The collaborative approach to innovation
It might seem obvious that multidisciplinary collaboration can be used to come up with more innovative solutions to complex challenges. However, historically the legal industry has been reluctant to collaborate with outside disciplines.
These days, most industries are looking to technology to make things more efficient, so traditional lawyers may come up short on expertise to deliver a satisfying legal service:
“We as lawyers, and by we I mean as a collective, don't have that history and training, so we need help and that is why ideas like the Collab are important. You have to start somewhere and create an environment where it is not only okay to bring together folks from different disciplines but where it is actually embraced. I think the excitement around Whitespace Legal Collab partly comes from the realization that everyone is struggling with the same challenges. In-house legal departments are searching for off-the-shelf tools they can plug-and-play but the reality is that most of those tools are not fit for purpose or are designed for specific applications. To truly unleash the potential of emerging technologies the injection of some domain expertise is always valuable, but where do you find that help? Some organizations are trying to build up that capability internally but what we are trying to do with Whitespace Legal Collab and our other innovation initiatives is to bring the relevant stakeholders together and collaborate in order to apply the respective domain expertise and solve these complex challenges,” Ling explains.

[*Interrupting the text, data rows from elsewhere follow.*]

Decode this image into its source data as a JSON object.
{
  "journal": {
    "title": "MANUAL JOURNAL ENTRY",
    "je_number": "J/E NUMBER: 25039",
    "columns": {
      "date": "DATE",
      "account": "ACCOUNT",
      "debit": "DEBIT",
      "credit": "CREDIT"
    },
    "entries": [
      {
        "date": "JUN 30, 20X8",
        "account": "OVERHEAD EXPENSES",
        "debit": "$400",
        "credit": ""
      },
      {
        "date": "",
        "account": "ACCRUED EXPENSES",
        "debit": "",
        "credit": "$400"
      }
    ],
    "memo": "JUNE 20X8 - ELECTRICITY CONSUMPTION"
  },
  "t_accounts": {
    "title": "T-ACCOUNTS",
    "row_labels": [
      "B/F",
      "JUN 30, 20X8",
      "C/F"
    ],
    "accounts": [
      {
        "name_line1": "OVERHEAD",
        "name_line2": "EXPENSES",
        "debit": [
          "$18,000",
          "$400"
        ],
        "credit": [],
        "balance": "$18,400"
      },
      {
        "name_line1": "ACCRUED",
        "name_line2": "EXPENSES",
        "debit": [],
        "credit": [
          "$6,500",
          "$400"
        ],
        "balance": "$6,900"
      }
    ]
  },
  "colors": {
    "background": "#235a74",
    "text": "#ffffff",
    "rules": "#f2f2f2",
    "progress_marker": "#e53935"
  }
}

And it is not just with specific knowledge, expertise and industry know-how that the non-legal disciplines can contribute. These domain experts bring their own approaches and perspectives to problem-solving. “Usually when you put lawyers together in a room and put forward a problem, everyone jumps in to try and solve that problem right away because that is the nature of lawyers as problem solvers. That is why people come to us; we analyze, apply logic, and draw conclusions. The collaborative environment requires a different process with the concept of design-thinking playing a role, where you spend a lot more time examining different aspects of the problem and finding different perspectives before you try to construct any sort of solution. That is a different type of process than the one lawyers typically adopt when working on their own.
But why did they have to create a setting outside the scope of the normal Baker McKenzie working environment to bring in talent from non-legal disciplines?
“It has a lot to do with changing mindset. It sounds like a funny thing to say but we have observed that people behave differently when meeting in a more open and inviting space versus a conventional law firm meeting room. This is one case where more whiteboards, video conferencing, interactive props, and flexible seating configurations can actually help remove barriers to collaborative engagement. The topic of discussion may be the same but the discourse is very different and the outcomes are often unpredictable and surprising in a positive way” Ling explains.
Baker McKenzie still offers all their traditional services, but this modern take on existing and emerging challenges is in demand. That is why the firm has also co-created Reinvent, which is legal innovation hub in Frankfurt, and are looking to expand the collaborative culture and approach spearheaded by these inaugural innovation hubs across the firm's global footprint: “The legal profession is catching up. None of this is particularly novel or revolutionary. Other disciplines have been doing it for ages. It is just that the legal profession is starting to embrace it,” Ling concludes.